Whether there is water available in the winter that could be stored for summer use is a hotly debated issue. Generations before us saw the wisdom of creating water storage when they settled in areas with rich soil but little rainfall. We are sending water downstream to the ocean in the winter, when we have the opportunity to store it for later use to provide irrigation for farmers, water for cities, and stream augmentation for fish. It doesn’t make any sense to waste a valuable resource, especially when food supplies and jobs are at stake.
Imagine how you would feel if you ran out of water at your home or business half way through the month because of rationing or the State took a portion of your property because they believed it would be better used by someone else. These are the challenges of irrigated agriculture in Oregon and if we don’t create additional water storage it will be the future challenge of municipal and industrial water users.

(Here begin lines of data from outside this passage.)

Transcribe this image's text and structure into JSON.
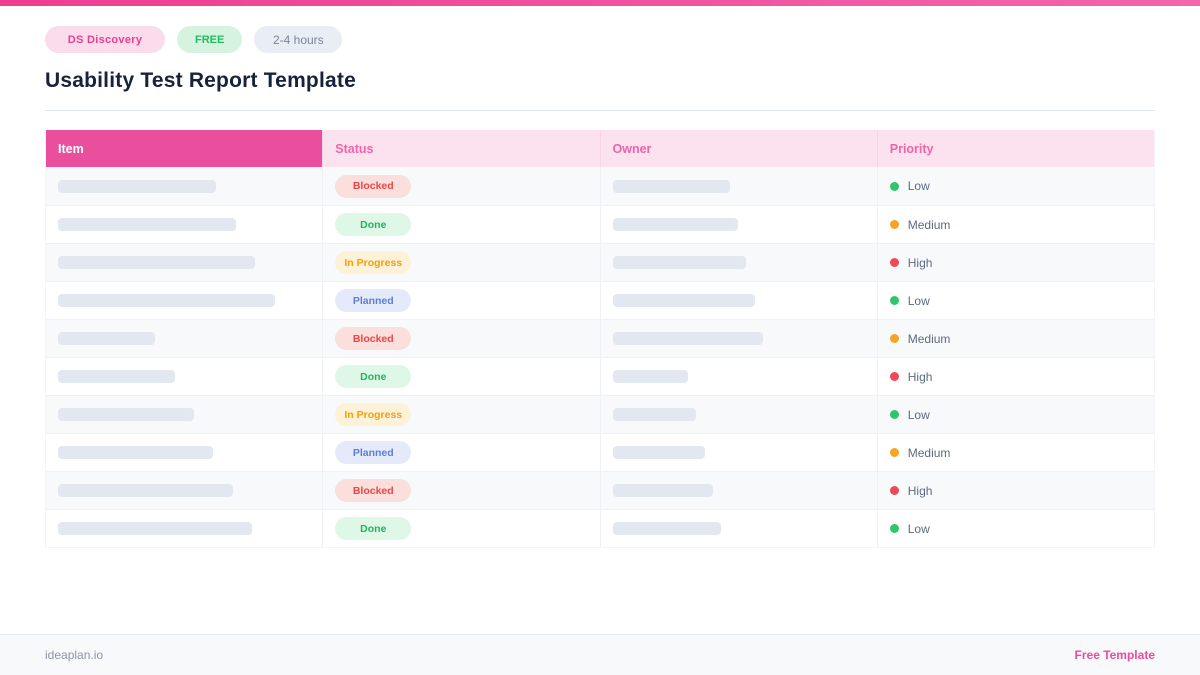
{
  "page": {
    "accent_color": "#ee4c9c",
    "topbar_color": "#f0569f",
    "title": "Usability Test Report Template"
  },
  "badges": [
    {
      "label": "DS  Discovery",
      "bg": "#fbdcec",
      "color": "#ee3d92"
    },
    {
      "label": "FREE",
      "bg": "#d6f3e0",
      "color": "#1fc05f"
    },
    {
      "label": "2-4 hours",
      "bg": "#e9edf4",
      "color": "#7b8698"
    }
  ],
  "table": {
    "columns": [
      "Item",
      "Status",
      "Owner",
      "Priority"
    ],
    "header_colors": {
      "item_bg": "#ea4f9d",
      "item_text": "#ffffff",
      "other_bg": "#fce1ef",
      "other_text": "#ef64ab"
    },
    "status_styles": {
      "Blocked": {
        "bg": "#fbdfdc",
        "color": "#ef4444"
      },
      "Done": {
        "bg": "#def7e6",
        "color": "#22b55f"
      },
      "In Progress": {
        "bg": "#fdf2d7",
        "color": "#f59e0b"
      },
      "Planned": {
        "bg": "#e4eafa",
        "color": "#5b7fd6"
      }
    },
    "priority_styles": {
      "Low": "#2fc56d",
      "Medium": "#f7a325",
      "High": "#ef4856"
    },
    "rows": [
      {
        "item_width": 158,
        "status": "Blocked",
        "owner_width": 117,
        "priority": "Low"
      },
      {
        "item_width": 178,
        "status": "Done",
        "owner_width": 125,
        "priority": "Medium"
      },
      {
        "item_width": 197,
        "status": "In Progress",
        "owner_width": 133,
        "priority": "High"
      },
      {
        "item_width": 217,
        "status": "Planned",
        "owner_width": 142,
        "priority": "Low"
      },
      {
        "item_width": 97,
        "status": "Blocked",
        "owner_width": 150,
        "priority": "Medium"
      },
      {
        "item_width": 117,
        "status": "Done",
        "owner_width": 75,
        "priority": "High"
      },
      {
        "item_width": 136,
        "status": "In Progress",
        "owner_width": 83,
        "priority": "Low"
      },
      {
        "item_width": 155,
        "status": "Planned",
        "owner_width": 92,
        "priority": "Medium"
      },
      {
        "item_width": 175,
        "status": "Blocked",
        "owner_width": 100,
        "priority": "High"
      },
      {
        "item_width": 194,
        "status": "Done",
        "owner_width": 108,
        "priority": "Low"
      }
    ]
  },
  "footer": {
    "left": "ideaplan.io",
    "right": "Free Template"
  }
}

Under Oregon law, all water is publicly owned. A water right is a type of property right and is attached to the land where it was established. Landowners with water flowing through or past their property do not automatically have the right to divert the water without state permission. Water rights are property rights and no citizen should lose the use of their property without compensation. There is a misconception that rural people don’t pay for their water. No one pays for water in Oregon, but we all pay for the delivery system.
The perception that Oregon is a state of abundant rainfall is not accurate. The North coast, with average annual rainfall of 60 inches, is the wettest area of state. However, Eastern and Central Oregon have only about 7-10 inches of rain annually. There are still problems with water availability throughout the state in the summer. Stored winter water could eliminate many of those problems.
Farmers and ranchers in the eastern part of Oregon face even more concerns. Cattle need water to drink and food to eat. When a rancher puts hay out in the winter for cattle, he in many instances is also feeding deer, antelope and elk. Farmers and ranchers must be especially good stewards of the land to protect their investment and way of life.
Agriculture is a $4.8 billion industry in Oregon. The industry is important to the state for a number of reasons: providing jobs and paying taxes; raising safe food and fiber; and protecting open spaces. Agriculture needs water to survive and thrive.
Farmers don’t want to kill fish or destroy forests and range land, they just want to use their property to earn a living and provide the world with safe, adequate food and fiber. They need access to water in order to accomplish this worthwhile goal.
Bill Wilber of Burns is a District Vice President for the Oregon Cattlemen’s Association and President of Water for Life Inc., a non-profit organization dedicated to protecting irrigated agriculture in the West.